Nicola Zingaretti, con una lettera su Il Corriere della Sera, ha lanciato un appello ai grillini e al Premier per ricorrere al Mes. Ma il Premier temporeggia per evitare una crisi di Governo.
Giuseppe Conte tra due fuochi: il PD da una parte, il M5S dall’altra. I primi favorevoli a ricorrere al Mes; i secondi che insistono su un no secco e deciso. L’ultimo pressing è arrivato da Nicola Zingaretti che, con una lettera su Il Corriere della Sera, ha lanciato un appello ai grillini e al Premier per ricorrere al Salva Stati europeo da investire per le spese sanitarie. Un’occasione d’oro per l’Italia, da non perdere, in quanto i fondi a disposizione per la Sanità sono “risorse mai viste”, dice il dem. “Chi sta governando l’Italia ha l’obbligo di non tergiversare“, ha riferito il Segretario del PD, chiedendo per il futuro un modello di integrazione delle politiche sanitarie e sociosanitarie. Infatti, l’attuale sistema di cura fondato su tre politiche distinte – sanità, sociale e terzo settore – spesso non comunicanti avrebbe mostrato tutti i suoi limiti e la sua inadeguatezza. I soldi del Mes potrebbero invece realizzare grandi investimenti per migliorare la qualità dell’assistenza, dando un impulso alla ripresa economica.
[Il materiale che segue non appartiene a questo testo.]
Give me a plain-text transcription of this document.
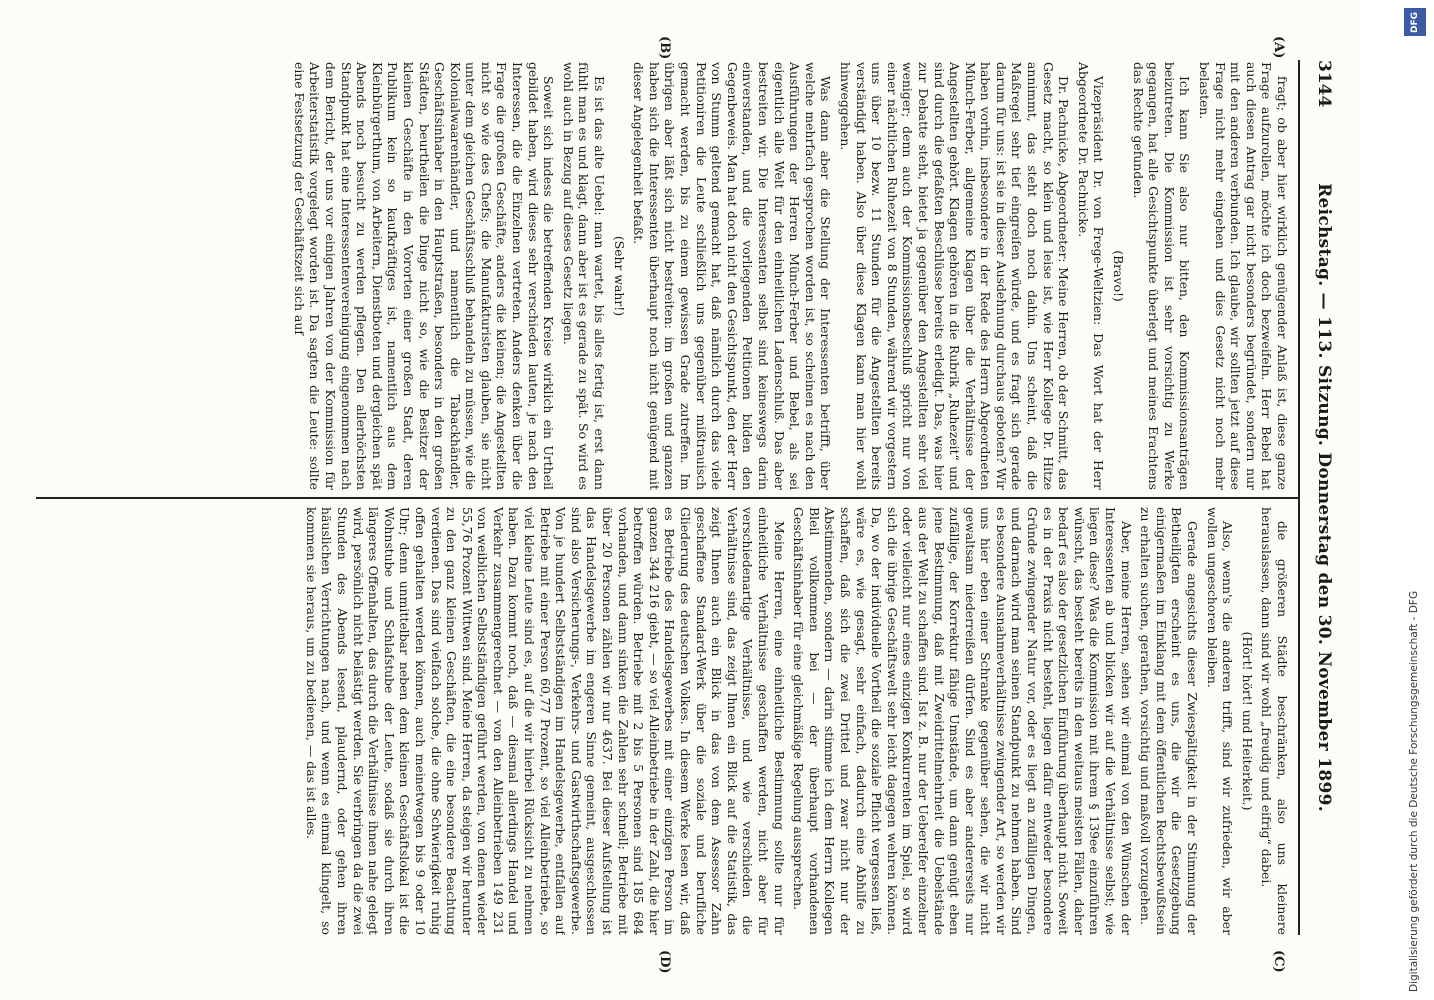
3144
Reichstag. — 113. Sitzung. Donnerstag den 30. November 1899.
(A)
(B)
(C)
(D)

fragt; ob aber hier wirklich genügender Anlaß ist, diese ganze Frage aufzurollen, möchte ich doch bezweifeln. Herr Bebel hat auch diesen Antrag gar nicht besonders begründet, sondern nur mit den anderen verbunden. Ich glaube, wir sollten jetzt auf diese Frage nicht mehr eingehen und dies Gesetz nicht noch mehr belasten.

Ich kann Sie also nur bitten, den Kommissionsanträgen beizutreten. Die Kommission ist sehr vorsichtig zu Werke gegangen, hat alle Gesichtspunkte überlegt und meines Erachtens das Rechte gefunden.

(Bravo!)

Vizepräsident Dr. von Frege-Weltzien: Das Wort hat der Herr Abgeordnete Dr. Pachnicke.

Dr. Pachnicke, Abgeordneter: Meine Herren, ob der Schmitt, das Gesetz macht, so klein und leise ist, wie Herr Kollege Dr. Hitze annimmt, das steht doch noch dahin. Uns scheint, daß die Maßregel sehr tief eingreifen würde, und es fragt sich gerade darum für uns: ist sie in dieser Ausdehnung durchaus geboten? Wir haben vorhin, insbesondere in der Rede des Herrn Abgeordneten Münch-Ferber, allgemeine Klagen über die Verhältnisse der Angestellten gehört. Klagen gehören in die Rubrik „Ruhezeit“ und sind durch die gefaßten Beschlüsse bereits erledigt. Das, was hier zur Debatte steht, bietet ja gegenüber den Angestellten sehr viel weniger; denn auch der Kommissionsbeschluß spricht nur von einer nächtlichen Ruhezeit von 8 Stunden, während wir vorgestern uns über 10 bezw. 11 Stunden für die Angestellten bereits verständigt haben. Also über diese Klagen kann man hier wohl hinweggehen.

Was dann aber die Stellung der Interessenten betrifft, über welche mehrfach gesprochen worden ist, so scheinen es nach den Ausführungen der Herren Münch-Ferber und Bebel, als sei eigentlich alle Welt für den einheitlichen Ladenschluß. Das aber bestreiten wir. Die Interessenten selbst sind keineswegs darin einverstanden, und die vorliegenden Petitionen bilden den Gegenbeweis. Man hat doch nicht den Gesichtspunkt, den der Herr von Stumm geltend gemacht hat, daß nämlich durch das viele Petitioniren die Leute schließlich uns gegenüber mißtrauisch gemacht werden, bis zu einem gewissen Grade zutreffen. Im übrigen aber läßt sich nicht bestreiten: im großen und ganzen haben sich die Interessenten überhaupt noch nicht genügend mit dieser Angelegenheit befaßt.

(Sehr wahr!)

Es ist das alte Uebel: man wartet, bis alles fertig ist, erst dann fühlt man es und klagt, dann aber ist es gerade zu spät. So wird es wohl auch in Bezug auf dieses Gesetz liegen.

Soweit sich indess die betreffenden Kreise wirklich ein Urtheil gebildet haben, wird dieses sehr verschieden lauten, je nach den Interessen, die die Einzelnen vertreten. Anders denken über die Frage die großen Geschäfte, anders die kleinen; die Angestellten nicht so wie des Chefs; die Manufakturisten glauben, sie nicht unter dem gleichen Geschäftsschluß behandeln zu müssen, wie die Kolonialwaarenhändler, und namentlich die Tabackhändler, Geschäftsinhaber in den Hauptstraßen, besonders in den großen Städten, beurtheilen die Dinge nicht so, wie die Besitzer der kleinen Geschäfte in den Vororten einer großen Stadt, deren Publikum kein so kaufkräftiges ist, namentlich aus dem Kleinbürgerthum, von Arbeitern, Dienstboten und dergleichen spät Abends noch besucht zu werden pflegen. Den allerhöchsten Standpunkt hat eine Interessentenvereinigung eingenommen nach dem Bericht, der uns vor einigen Jahren von der Kommission für Arbeiterstatistik vorgelegt worden ist. Da sagten die Leute: sollte eine Festsetzung der Geschäftszeit sich auf

die größeren Städte beschränken, also uns kleinere herauslassen, dann sind wir wohl „freudig und eifrig“ dabei.

(Hört! hört! und Heiterkeit.)

Also, wenn's die anderen trifft, sind wir zufrieden, wir aber wollen ungeschoren bleiben.

Gerade angesichts dieser Zwiespältigkeit in der Stimmung der Betheiligten erscheint es uns, die wir die Gesetzgebung einigermaßen im Einklang mit dem öffentlichen Rechtsbewußtsein zu erhalten suchen, gerathen, vorsichtig und maßvoll vorzugehen.

Aber, meine Herren, sehen wir einmal von den Wünschen der Interessenten ab und blicken wir auf die Verhältnisse selbst; wie liegen diese? Was die Kommission mit ihrem § 139ee einzuführen wünscht, das besteht bereits in den weitaus meisten Fällen, daher bedarf es also der gesetzlichen Einführung überhaupt nicht. Soweit es in der Praxis nicht besteht, liegen dafür entweder besondere Gründe zwingender Natur vor, oder es liegt an zufälligen Dingen, und darnach wird man seinen Standpunkt zu nehmen haben. Sind es besondere Ausnahmeverhältnisse zwingender Art, so werden wir uns hier eben einer Schranke gegenüber sehen, die wir nicht gewaltsam niederreißen dürfen. Sind es aber andererseits nur zufällige, der Korrektur fähige Umstände, um dann genügt eben jene Bestimmung, daß mit Zweidrittelmehrheit die Uebelstände aus der Welt zu schaffen sind. Ist z. B. nur der Ueberelfer einzelner oder vielleicht nur eines einzigen Konkurrenten im Spiel, so wird sich die übrige Geschäftswelt sehr leicht dagegen wehren können. Da, wo der individuelle Vortheil die soziale Pflicht vergessen ließ, wäre es, wie gesagt, sehr einfach, dadurch eine Abhilfe zu schaffen, daß sich die zwei Drittel und zwar nicht nur der Abstimmenden, sondern — darin stimme ich dem Herrn Kollegen Bleil vollkommen bei — der überhaupt vorhandenen Geschäftsinhaber für eine gleichmäßige Regelung aussprechen.

Meine Herren, eine einheitliche Bestimmung sollte nur für einheitliche Verhältnisse geschaffen werden, nicht aber für verschiedenartige Verhältnisse, und wie verschieden die Verhältnisse sind, das zeigt Ihnen ein Blick auf die Statistik, das zeigt Ihnen auch ein Blick in das von dem Assessor Zahn geschaffene Standard-Werk über die soziale und berufliche Gliederung des deutschen Volkes. In diesem Werke lesen wir, daß es Betriebe des Handelsgewerbes mit einer einzigen Person im ganzen 344 216 giebt, — so viel Alleinbetriebe in der Zahl, die hier betroffen würden. Betriebe mit 2 bis 5 Personen sind 185 684 vorhanden, und dann sinken die Zahlen sehr schnell; Betriebe mit über 20 Personen zählen wir nur 4637. Bei dieser Aufstellung ist das Handelsgewerbe im engeren Sinne gemeint, ausgeschlossen sind also Versicherungs-, Verkehrs- und Gastwirthschaftsgewerbe. Von je hundert Selbstständigen im Handelsgewerbe, entfallen auf Betriebe mit einer Person 60,77 Prozent, so viel Alleinbetriebe, so viel kleine Leute sind es, auf die wir hierbei Rücksicht zu nehmen haben. Dazu kommt noch, daß — diesmal allerdings Handel und Verkehr zusammengerechnet — von den Alleinbetrieben 149 231 von weiblichen Selbstständigen geführt werden, von denen wieder 55,76 Prozent Wittwen sind. Meine Herren, da steigen wir herunter zu den ganz kleinen Geschäften, die eine besondere Beachtung verdienen. Das sind vielfach solche, die ohne Schwierigkeit ruhig offen gehalten werden können, auch meinetwegen bis 9 oder 10 Uhr; denn unmittelbar neben dem kleinen Geschäftslokal ist die Wohnstube und Schlafstube der Leute, sodaß sie durch ihren längeres Offenhalten, das durch die Verhältnisse ihnen nahe gelegt wird, persönlich nicht belästigt werden. Sie verbringen da die zwei Stunden des Abends lesend, plaudernd, oder gehen ihren häuslichen Verrichtungen nach, und wenn es einmal klingelt, so kommen sie heraus, um zu bedienen, — das ist alles.

DFG
Digitalisierung gefördert durch die Deutsche Forschungsgemeinschaft - DFG
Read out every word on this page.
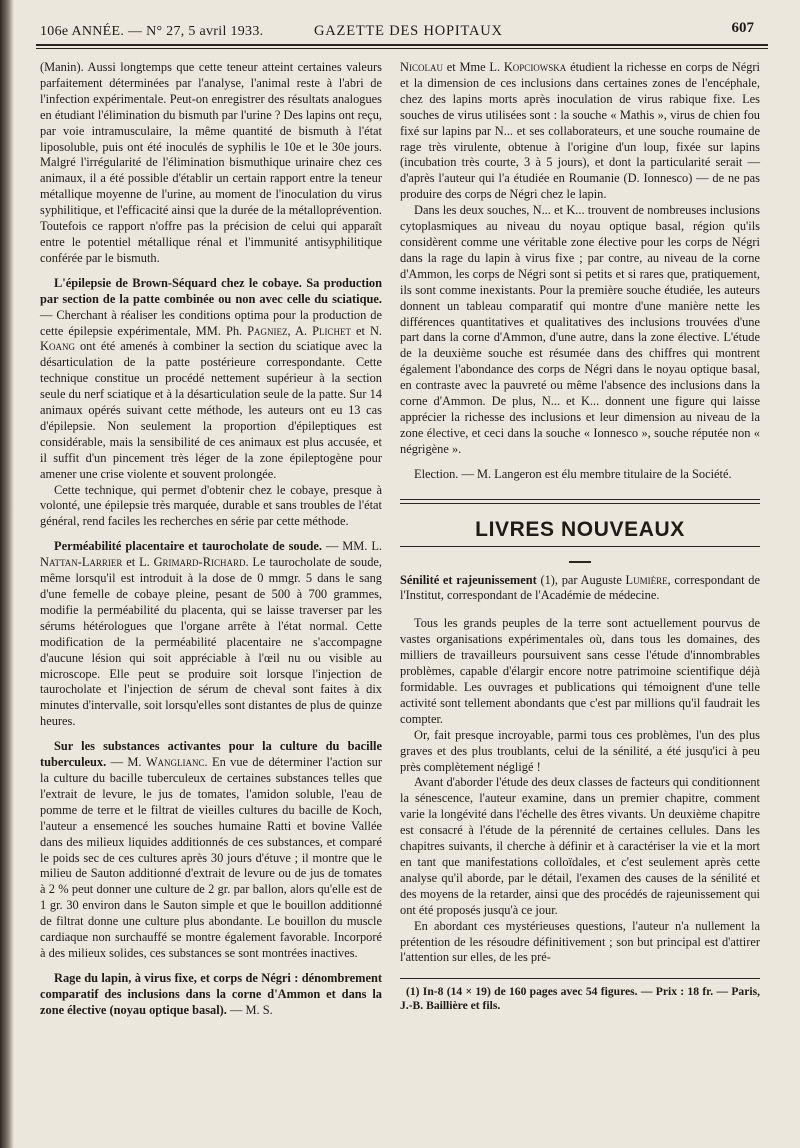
106e ANNÉE. — N° 27, 5 avril 1933.	GAZETTE DES HOPITAUX	607

(Manin). Aussi longtemps que cette teneur atteint certaines valeurs parfaitement déterminées par l'analyse, l'animal reste à l'abri de l'infection expérimentale. Peut-on enregistrer des résultats analogues en étudiant l'élimination du bismuth par l'urine ? Des lapins ont reçu, par voie intramusculaire, la même quantité de bismuth à l'état liposoluble, puis ont été inoculés de syphilis le 10e et le 30e jours. Malgré l'irrégularité de l'élimination bismuthique urinaire chez ces animaux, il a été possible d'établir un certain rapport entre la teneur métallique moyenne de l'urine, au moment de l'inoculation du virus syphilitique, et l'efficacité ainsi que la durée de la métalloprévention. Toutefois ce rapport n'offre pas la précision de celui qui apparaît entre le potentiel métallique rénal et l'immunité antisyphilitique conférée par le bismuth.

L'épilepsie de Brown-Séquard chez le cobaye. Sa production par section de la patte combinée ou non avec celle du sciatique. — Cherchant à réaliser les conditions optima pour la production de cette épilepsie expérimentale, MM. Ph. Pagniez, A. Plichet et N. Koang ont été amenés à combiner la section du sciatique avec la désarticulation de la patte postérieure correspondante. Cette technique constitue un procédé nettement supérieur à la section seule du nerf sciatique et à la désarticulation seule de la patte. Sur 14 animaux opérés suivant cette méthode, les auteurs ont eu 13 cas d'épilepsie. Non seulement la proportion d'épileptiques est considérable, mais la sensibilité de ces animaux est plus accusée, et il suffit d'un pincement très léger de la zone épileptogène pour amener une crise violente et souvent prolongée.

Cette technique, qui permet d'obtenir chez le cobaye, presque à volonté, une épilepsie très marquée, durable et sans troubles de l'état général, rend faciles les recherches en série par cette méthode.

Perméabilité placentaire et taurocholate de soude. — MM. L. Nattan-Larrier et L. Grimard-Richard. Le taurocholate de soude, même lorsqu'il est introduit à la dose de 0 mmgr. 5 dans le sang d'une femelle de cobaye pleine, pesant de 500 à 700 grammes, modifie la perméabilité du placenta, qui se laisse traverser par les sérums hétérologues que l'organe arrête à l'état normal. Cette modification de la perméabilité placentaire ne s'accompagne d'aucune lésion qui soit appréciable à l'œil nu ou visible au microscope. Elle peut se produire soit lorsque l'injection de taurocholate et l'injection de sérum de cheval sont faites à dix minutes d'intervalle, soit lorsqu'elles sont distantes de plus de quinze heures.

Sur les substances activantes pour la culture du bacille tuberculeux. — M. Wanglianc. En vue de déterminer l'action sur la culture du bacille tuberculeux de certaines substances telles que l'extrait de levure, le jus de tomates, l'amidon soluble, l'eau de pomme de terre et le filtrat de vieilles cultures du bacille de Koch, l'auteur a ensemencé les souches humaine Ratti et bovine Vallée dans des milieux liquides additionnés de ces substances, et comparé le poids sec de ces cultures après 30 jours d'étuve ; il montre que le milieu de Sauton additionné d'extrait de levure ou de jus de tomates à 2 % peut donner une culture de 2 gr. par ballon, alors qu'elle est de 1 gr. 30 environ dans le Sauton simple et que le bouillon additionné de filtrat donne une culture plus abondante. Le bouillon du muscle cardiaque non surchauffé se montre également favorable. Incorporé à des milieux solides, ces substances se sont montrées inactives.

Rage du lapin, à virus fixe, et corps de Négri : dénombrement comparatif des inclusions dans la corne d'Ammon et dans la zone élective (noyau optique basal). — M. S.

Nicolau et Mme L. Kopciowska étudient la richesse en corps de Négri et la dimension de ces inclusions dans certaines zones de l'encéphale, chez des lapins morts après inoculation de virus rabique fixe. Les souches de virus utilisées sont : la souche « Mathis », virus de chien fou fixé sur lapins par N... et ses collaborateurs, et une souche roumaine de rage très virulente, obtenue à l'origine d'un loup, fixée sur lapins (incubation très courte, 3 à 5 jours), et dont la particularité serait — d'après l'auteur qui l'a étudiée en Roumanie (D. Ionnesco) — de ne pas produire des corps de Négri chez le lapin.

Dans les deux souches, N... et K... trouvent de nombreuses inclusions cytoplasmiques au niveau du noyau optique basal, région qu'ils considèrent comme une véritable zone élective pour les corps de Négri dans la rage du lapin à virus fixe ; par contre, au niveau de la corne d'Ammon, les corps de Négri sont si petits et si rares que, pratiquement, ils sont comme inexistants. Pour la première souche étudiée, les auteurs donnent un tableau comparatif qui montre d'une manière nette les différences quantitatives et qualitatives des inclusions trouvées d'une part dans la corne d'Ammon, d'une autre, dans la zone élective. L'étude de la deuxième souche est résumée dans des chiffres qui montrent également l'abondance des corps de Négri dans le noyau optique basal, en contraste avec la pauvreté ou même l'absence des inclusions dans la corne d'Ammon. De plus, N... et K... donnent une figure qui laisse apprécier la richesse des inclusions et leur dimension au niveau de la zone élective, et ceci dans la souche « Ionnesco », souche réputée non « négrigène ».

Election. — M. Langeron est élu membre titulaire de la Société.

LIVRES NOUVEAUX

Sénilité et rajeunissement (1), par Auguste Lumière, correspondant de l'Institut, correspondant de l'Académie de médecine.

Tous les grands peuples de la terre sont actuellement pourvus de vastes organisations expérimentales où, dans tous les domaines, des milliers de travailleurs poursuivent sans cesse l'étude d'innombrables problèmes, capable d'élargir encore notre patrimoine scientifique déjà formidable. Les ouvrages et publications qui témoignent d'une telle activité sont tellement abondants que c'est par millions qu'il faudrait les compter.

Or, fait presque incroyable, parmi tous ces problèmes, l'un des plus graves et des plus troublants, celui de la sénilité, a été jusqu'ici à peu près complètement négligé !

Avant d'aborder l'étude des deux classes de facteurs qui conditionnent la sénescence, l'auteur examine, dans un premier chapitre, comment varie la longévité dans l'échelle des êtres vivants. Un deuxième chapitre est consacré à l'étude de la pérennité de certaines cellules. Dans les chapitres suivants, il cherche à définir et à caractériser la vie et la mort en tant que manifestations colloïdales, et c'est seulement après cette analyse qu'il aborde, par le détail, l'examen des causes de la sénilité et des moyens de la retarder, ainsi que des procédés de rajeunissement qui ont été proposés jusqu'à ce jour.

En abordant ces mystérieuses questions, l'auteur n'a nullement la prétention de les résoudre définitivement ; son but principal est d'attirer l'attention sur elles, de les pré-

(1) In-8 (14 × 19) de 160 pages avec 54 figures. — Prix : 18 fr. — Paris, J.-B. Baillière et fils.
Non è cambiata, invece, la posizione dei pentastellati. Il reggente del Movimento Vito Crimi considera il Mes uno strumento pericoloso. E se dovrà esserci un debito, allora meglio farlo con lo scostamento di bilancio. Ma i democratici sono coesi e uniti, stavolta, e definiscono gli alleati “miopi e irresponsabilmente ideologici”. Il capogruppo Graziano Delrio si è invece detto a tutto per ottenere il Mes, tanto che nelle prossime ore tutti gli altri governatori di centrosinistra lo chiederanno. La tensione sarebbe altissima a Palazzo Chigi, tanto che Luigi Di Maio insieme a Stefano Patuanelli, Vito Crimi e alcuni emissari vicini a Roberto Fico avrebbero contattato il il Presidente del Consiglio per metterlo in guardia su una scissione impossibile da evitare, a meno che non si cede a compromessi. “Subiremmo una scissione. La crisi di governo diventerebbe inevitabile”, avrebbe riferito il pentastellato. Ma Giuseppe Conte, dal prendere una decisione, è forse ancora lontano.
I passi di Giuseppe Conte, insomma, sono lenti e titubanti. Non sa cosa fare, ancora una volta, e di nuovo si trova immerso tra due fuochi. Al centro, ancora lui. Ma si prospettano giorno di fuoco: la maggioranza è pronta a cadere e l’esecutivo è pronto a spaccarsi definitivamente. Il Premier vorrebbe rimandare le mosse al prossimo settembre, far passare l’estate, visto che tra due mesi ci sarà il Recovery Fund e lo scenario potrebbe essere diverso. “E si torna a Conte, alla paralisi decisionale. Rimandare per sopravvivere”, scrive Repubblica. Così, per il voto al Senato alla vigilia del Consiglio europeo, il 15 luglio, Palazzo Chigi ha richiesto che nel testo di maggioranza si dia mandato al Premier di trattare sul Recovery fund e sul Bilancio Ue. Un altro testo di fuoco è il decreto Semplificazioni, che dovrebbe essere portato in Consiglio dei ministri di giovedì. Si è lontani, però, da un’approvazione, visto che il contenuto della bozza resta ancora un mistero.
Giuseppe Conte ha quindi provato a prendere tempo, quanto basta per completare il quadro europeo e chiudere l’accordo con la UE al prossimo Consiglio. “Poi farò il possibile per convincere il M5S”, avrebbe riferito ad alcuni Ministri del PD, riporta Il Corriere. Il Premier, pur messo sotto pressione da entrambe le parti, non è contrario ai finanziamenti per la sanità del Meccanismo europeo di stabilità, né ritiene che ci siano rischi o condizionalità che mettano a repentaglio l’indipendenza della politica economica italiana. Ma non può permettersi un crollo della maggioranza. Crollo che, tuttavia, la lettera di Nicola Zingaretti sembra aver preannunciato. Il silenzio da Palazzo Chigi, però, dimostra che Conte è ancora indeciso, vuole attendere il prossimo Consiglio Europeo, valutare soldi e strumenti e disposizione. Chiede quindi pazienza al PD, per evitare che l’abbandono di sette, otto senatori faccia saltare il governo. Ma la pazienza del Pd è ormai agli sgoccioli.